The fire displaced Anthony DiLugi and his wife, who have lived on South Reese Street since 1961, and two other families, who are currently taking shelter at a hotel.
On Wednesday, DiLugi was moving into another house on the block, which he is renting until he gets the insurance money to renovate his old one. At 82, he isn't going to start a new life elsewhere, he said.
When he saw Crocker, he asked how the town hall meeting went. He then proceeded to identify everything wrong with his block.
"You see this street? You know, for 45 years they didn't do nothing. The street is getting higher than the curbs. You call them 100 times," DiLugi said, pointing to the low sidewalks and filled potholes. "They don't do nothing."
This past election was the first time he didn't vote for a new mayor. DiLugi said he has lost hope in city government even if the new mayor-to-be is a South Philly man himself.
"No hope. I'm serious. No hope," DiLugi said as he stood outside, wearing a flannel shirt and blue Italia hat. "It's the first time I didn't vote ... because of the system. You live here and nothing gets done."
DiLugi, a retired contractor, pointed to an old Mazda SUV with tinted windows and a Delaware license plate that he said has been parked on the street for months. Drug dealers sell from the abandoned car sometimes, DiLugi said.
He and other neighbors have called police to get the car removed, but police officers told DiLugi that is the Parking Authority's job.

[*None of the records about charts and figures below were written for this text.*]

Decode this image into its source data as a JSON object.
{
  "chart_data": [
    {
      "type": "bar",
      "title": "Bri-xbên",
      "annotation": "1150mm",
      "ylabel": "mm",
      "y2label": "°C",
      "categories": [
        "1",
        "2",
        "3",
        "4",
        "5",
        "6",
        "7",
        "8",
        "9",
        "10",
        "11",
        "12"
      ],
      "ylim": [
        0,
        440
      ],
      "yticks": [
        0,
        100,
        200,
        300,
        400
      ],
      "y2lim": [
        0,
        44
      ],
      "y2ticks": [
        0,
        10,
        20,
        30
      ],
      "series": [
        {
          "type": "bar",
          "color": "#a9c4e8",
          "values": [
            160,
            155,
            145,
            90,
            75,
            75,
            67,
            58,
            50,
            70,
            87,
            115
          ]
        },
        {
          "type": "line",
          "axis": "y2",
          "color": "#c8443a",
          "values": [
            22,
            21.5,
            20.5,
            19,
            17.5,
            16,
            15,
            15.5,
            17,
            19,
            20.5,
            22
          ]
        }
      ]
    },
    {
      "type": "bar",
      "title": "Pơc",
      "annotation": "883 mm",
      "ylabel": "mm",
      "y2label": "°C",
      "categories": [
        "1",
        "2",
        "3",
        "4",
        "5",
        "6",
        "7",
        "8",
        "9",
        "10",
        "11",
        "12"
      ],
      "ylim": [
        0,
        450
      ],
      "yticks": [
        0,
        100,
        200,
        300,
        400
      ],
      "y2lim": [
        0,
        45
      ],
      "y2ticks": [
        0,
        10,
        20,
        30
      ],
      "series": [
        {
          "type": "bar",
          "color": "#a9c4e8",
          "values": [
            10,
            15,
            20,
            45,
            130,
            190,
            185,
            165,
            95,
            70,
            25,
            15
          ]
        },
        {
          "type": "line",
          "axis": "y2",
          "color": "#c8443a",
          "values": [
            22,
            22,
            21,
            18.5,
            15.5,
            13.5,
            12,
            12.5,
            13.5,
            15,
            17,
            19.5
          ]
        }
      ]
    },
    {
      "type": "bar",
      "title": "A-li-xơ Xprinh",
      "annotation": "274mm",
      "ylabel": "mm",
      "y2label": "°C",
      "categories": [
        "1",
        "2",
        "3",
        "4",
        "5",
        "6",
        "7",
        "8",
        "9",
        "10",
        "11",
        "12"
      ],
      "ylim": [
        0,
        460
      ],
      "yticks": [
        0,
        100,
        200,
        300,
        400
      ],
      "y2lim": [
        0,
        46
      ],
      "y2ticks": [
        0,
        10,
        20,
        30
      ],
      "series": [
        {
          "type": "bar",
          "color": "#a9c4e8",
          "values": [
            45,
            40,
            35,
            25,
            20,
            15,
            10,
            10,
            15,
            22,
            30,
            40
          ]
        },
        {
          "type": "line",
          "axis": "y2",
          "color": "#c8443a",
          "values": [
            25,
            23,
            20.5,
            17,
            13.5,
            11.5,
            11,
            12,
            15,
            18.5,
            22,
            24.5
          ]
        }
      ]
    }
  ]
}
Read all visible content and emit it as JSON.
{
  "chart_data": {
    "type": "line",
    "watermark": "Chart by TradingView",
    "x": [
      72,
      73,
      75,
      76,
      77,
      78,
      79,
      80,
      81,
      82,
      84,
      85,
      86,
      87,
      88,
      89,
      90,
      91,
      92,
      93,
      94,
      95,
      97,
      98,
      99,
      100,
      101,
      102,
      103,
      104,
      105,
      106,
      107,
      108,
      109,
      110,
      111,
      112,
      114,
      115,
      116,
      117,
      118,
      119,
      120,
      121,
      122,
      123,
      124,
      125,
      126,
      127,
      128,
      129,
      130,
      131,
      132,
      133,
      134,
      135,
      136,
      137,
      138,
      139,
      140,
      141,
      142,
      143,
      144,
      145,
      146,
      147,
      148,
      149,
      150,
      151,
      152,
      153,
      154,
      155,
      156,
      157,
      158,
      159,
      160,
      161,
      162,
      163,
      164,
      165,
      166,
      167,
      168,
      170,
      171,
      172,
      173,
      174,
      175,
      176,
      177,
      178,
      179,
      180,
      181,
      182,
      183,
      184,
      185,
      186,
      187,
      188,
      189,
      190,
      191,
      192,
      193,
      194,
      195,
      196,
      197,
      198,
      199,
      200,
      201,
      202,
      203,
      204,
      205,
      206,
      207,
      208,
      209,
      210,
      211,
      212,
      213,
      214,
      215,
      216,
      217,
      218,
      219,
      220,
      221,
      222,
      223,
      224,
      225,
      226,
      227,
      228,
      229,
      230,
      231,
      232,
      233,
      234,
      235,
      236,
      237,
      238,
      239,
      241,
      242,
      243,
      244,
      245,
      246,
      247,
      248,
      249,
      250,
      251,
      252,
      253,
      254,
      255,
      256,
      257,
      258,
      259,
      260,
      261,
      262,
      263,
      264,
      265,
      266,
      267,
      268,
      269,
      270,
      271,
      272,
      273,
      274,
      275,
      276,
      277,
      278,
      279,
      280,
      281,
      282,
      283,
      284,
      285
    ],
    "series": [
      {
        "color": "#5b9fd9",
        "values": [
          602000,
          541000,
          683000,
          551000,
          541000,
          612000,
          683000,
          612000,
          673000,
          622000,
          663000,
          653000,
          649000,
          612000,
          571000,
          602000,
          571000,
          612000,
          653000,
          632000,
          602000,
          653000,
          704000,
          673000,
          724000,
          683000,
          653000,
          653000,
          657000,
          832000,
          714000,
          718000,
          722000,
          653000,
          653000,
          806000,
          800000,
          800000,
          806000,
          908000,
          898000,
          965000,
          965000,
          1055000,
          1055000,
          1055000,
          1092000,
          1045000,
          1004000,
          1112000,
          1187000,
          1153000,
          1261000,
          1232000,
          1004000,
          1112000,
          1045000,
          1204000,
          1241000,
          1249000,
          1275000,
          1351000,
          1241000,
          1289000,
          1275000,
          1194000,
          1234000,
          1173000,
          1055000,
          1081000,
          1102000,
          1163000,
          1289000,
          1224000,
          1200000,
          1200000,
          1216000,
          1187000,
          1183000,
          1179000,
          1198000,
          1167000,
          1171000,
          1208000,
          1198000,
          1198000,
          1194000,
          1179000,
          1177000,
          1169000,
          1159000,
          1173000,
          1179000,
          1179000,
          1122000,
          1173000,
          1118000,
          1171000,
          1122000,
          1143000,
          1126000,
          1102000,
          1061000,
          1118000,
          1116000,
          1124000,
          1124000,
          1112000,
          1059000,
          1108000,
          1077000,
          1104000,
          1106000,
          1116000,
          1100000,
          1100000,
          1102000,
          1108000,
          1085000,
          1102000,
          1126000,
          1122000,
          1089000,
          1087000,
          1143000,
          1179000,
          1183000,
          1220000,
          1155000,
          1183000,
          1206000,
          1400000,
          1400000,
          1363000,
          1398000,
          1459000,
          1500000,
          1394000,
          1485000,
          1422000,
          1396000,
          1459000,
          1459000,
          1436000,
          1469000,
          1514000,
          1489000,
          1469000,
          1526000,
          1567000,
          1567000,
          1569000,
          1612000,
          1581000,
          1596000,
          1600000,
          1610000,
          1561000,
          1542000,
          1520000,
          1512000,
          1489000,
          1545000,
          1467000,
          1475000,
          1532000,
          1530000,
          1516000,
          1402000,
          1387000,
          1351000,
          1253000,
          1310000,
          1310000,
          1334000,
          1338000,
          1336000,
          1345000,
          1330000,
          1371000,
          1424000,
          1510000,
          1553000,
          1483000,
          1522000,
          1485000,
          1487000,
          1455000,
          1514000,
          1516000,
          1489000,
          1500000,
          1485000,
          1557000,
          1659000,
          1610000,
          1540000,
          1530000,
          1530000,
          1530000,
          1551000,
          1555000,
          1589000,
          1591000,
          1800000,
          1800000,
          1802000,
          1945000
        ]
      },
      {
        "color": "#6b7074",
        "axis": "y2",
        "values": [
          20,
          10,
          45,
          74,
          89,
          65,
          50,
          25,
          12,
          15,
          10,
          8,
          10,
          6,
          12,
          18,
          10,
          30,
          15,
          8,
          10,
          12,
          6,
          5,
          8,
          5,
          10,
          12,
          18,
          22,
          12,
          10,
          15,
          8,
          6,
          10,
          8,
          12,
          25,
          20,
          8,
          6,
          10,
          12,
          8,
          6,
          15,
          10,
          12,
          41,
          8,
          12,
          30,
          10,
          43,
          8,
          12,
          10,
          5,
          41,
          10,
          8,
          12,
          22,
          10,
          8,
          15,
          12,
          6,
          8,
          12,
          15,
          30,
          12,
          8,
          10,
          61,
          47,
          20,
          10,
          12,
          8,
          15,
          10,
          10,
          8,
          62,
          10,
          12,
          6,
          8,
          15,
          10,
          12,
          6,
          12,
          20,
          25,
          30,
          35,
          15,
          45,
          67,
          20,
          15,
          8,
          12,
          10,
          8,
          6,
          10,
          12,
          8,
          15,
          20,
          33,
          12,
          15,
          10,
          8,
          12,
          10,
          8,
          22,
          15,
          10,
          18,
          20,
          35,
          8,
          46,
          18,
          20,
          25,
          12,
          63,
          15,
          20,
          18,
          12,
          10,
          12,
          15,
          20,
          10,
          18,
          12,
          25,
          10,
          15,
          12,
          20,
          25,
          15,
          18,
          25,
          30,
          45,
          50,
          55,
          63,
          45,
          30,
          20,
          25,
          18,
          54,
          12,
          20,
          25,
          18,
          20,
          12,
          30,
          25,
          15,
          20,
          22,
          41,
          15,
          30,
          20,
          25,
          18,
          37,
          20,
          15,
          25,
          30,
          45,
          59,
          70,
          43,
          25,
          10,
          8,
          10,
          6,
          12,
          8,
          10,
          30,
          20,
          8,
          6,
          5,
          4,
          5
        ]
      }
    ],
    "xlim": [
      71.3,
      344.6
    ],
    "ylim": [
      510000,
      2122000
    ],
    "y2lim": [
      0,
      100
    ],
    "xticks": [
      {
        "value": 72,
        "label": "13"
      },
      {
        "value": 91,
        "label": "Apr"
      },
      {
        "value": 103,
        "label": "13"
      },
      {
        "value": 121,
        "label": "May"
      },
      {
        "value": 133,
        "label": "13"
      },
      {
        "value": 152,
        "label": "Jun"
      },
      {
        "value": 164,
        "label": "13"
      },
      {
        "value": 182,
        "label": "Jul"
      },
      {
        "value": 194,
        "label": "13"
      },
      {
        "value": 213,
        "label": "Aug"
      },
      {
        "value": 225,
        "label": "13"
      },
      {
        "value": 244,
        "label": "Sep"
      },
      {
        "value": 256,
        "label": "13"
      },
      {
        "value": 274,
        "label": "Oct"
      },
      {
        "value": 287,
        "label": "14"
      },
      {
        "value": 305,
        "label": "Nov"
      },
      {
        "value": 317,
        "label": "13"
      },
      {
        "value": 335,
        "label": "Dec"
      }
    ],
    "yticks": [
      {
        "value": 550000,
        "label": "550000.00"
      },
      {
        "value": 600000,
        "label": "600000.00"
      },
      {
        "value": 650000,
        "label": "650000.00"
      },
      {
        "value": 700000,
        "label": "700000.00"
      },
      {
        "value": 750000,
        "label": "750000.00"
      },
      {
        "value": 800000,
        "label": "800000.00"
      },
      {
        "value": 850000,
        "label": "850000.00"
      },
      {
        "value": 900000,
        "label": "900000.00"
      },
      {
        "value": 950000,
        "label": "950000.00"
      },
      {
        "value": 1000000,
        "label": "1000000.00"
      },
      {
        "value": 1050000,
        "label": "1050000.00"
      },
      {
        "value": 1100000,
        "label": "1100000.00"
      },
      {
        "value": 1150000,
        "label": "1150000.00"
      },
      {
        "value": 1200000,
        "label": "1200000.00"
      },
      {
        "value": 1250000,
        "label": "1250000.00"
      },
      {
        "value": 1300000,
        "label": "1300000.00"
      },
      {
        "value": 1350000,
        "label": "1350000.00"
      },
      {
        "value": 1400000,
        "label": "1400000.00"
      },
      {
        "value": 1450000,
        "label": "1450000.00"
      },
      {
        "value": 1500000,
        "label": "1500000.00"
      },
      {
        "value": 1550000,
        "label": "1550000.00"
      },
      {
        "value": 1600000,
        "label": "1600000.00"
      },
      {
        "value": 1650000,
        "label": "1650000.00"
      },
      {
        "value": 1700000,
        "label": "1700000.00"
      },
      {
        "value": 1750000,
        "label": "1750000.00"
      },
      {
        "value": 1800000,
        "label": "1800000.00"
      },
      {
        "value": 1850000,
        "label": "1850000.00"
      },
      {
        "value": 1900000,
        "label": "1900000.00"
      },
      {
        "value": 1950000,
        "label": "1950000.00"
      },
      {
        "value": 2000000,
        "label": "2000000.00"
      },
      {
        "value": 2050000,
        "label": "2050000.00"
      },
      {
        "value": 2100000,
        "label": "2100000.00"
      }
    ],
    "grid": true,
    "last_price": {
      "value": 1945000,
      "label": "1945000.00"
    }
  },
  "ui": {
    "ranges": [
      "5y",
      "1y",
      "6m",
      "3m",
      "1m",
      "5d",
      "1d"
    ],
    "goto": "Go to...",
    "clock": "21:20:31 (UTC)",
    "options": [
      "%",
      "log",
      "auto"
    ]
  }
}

DiLugi said the police had done their job - chasing away drug dealers and trying to shut down their operations. It's the city's other services he wants improved - repaving streets, boarding up vacant homes, and trash cleanup. He thinks that would help deter crime.
Recent shootings and two homicides in the neighborhood this fall left some neighbors scared to come out of their homes or let children play outside.
One woman asked Crocker to get her mail because she is too scared to go outside.
As Crocker checked the woman's mailbox Wednesday, she said: "I love it here. I really do. But I'm not going to stay forever."
A few bills and letters were stuffed inside.
"I hope to see positive changes, but I just don't know," Crocker said. "It's sad. Everyone here has a story."